Detection of rifampicin resistance in Mycobacterium tuberculosis isolates from diverse countries by a commercial line probe assay as an initial indicator of multidrug resistance.

H. Traore(Instituut voor Tropische Geneeskunde), K. Fissette, I. Bastian, Michel Devleeschouwer, F. Portaels
PubMed
May 1, 2000
Cited by 154

Abstract

The line probe assay (LiPA), a rapid molecular method for detecting rifampicin resistance (RMPr) in Mycobacterium tuberculosis, correctly identified all 145 rifampicin-sensitive (RMPs) and 262 (98.5%) of 266 RMPr strains among 411 isolates collected from diverse countries.

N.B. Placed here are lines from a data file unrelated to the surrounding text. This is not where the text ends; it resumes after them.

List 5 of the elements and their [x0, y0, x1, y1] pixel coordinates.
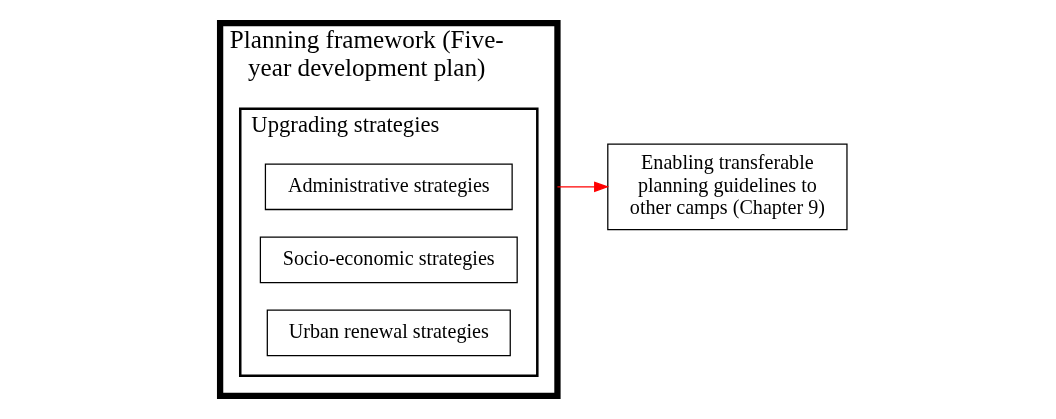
- node-box: Socio-economic strategies: [259, 236, 518, 284]
- node-box: Urban renewal strategies: [266, 309, 511, 357]
- arrow: [556, 181, 609, 193]
- node-box: Administrative strategies: [264, 163, 513, 211]
- node-box: Enabling transferable planning guidelines to other camps (Chapter 9): [606, 143, 848, 231]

If used as a marker of multidrug-resistant tuberculosis (MDR-TB), detection of RMPr by LiPA would have detected 236 of the 240 MDR strains in this study but would have wrongly suggested the presence of MDR in 26 RMP-monoresistant isolates (sensitivity 98.3%, specificity 84.8%). Hence, the reliability of using LiPA (or any other rapid RMPr-detection method) as a surrogate marker of MDR-TB largely depends on the prevalence of RMP-monoresistance in the study population. This approach must therefore be validated in each local situation.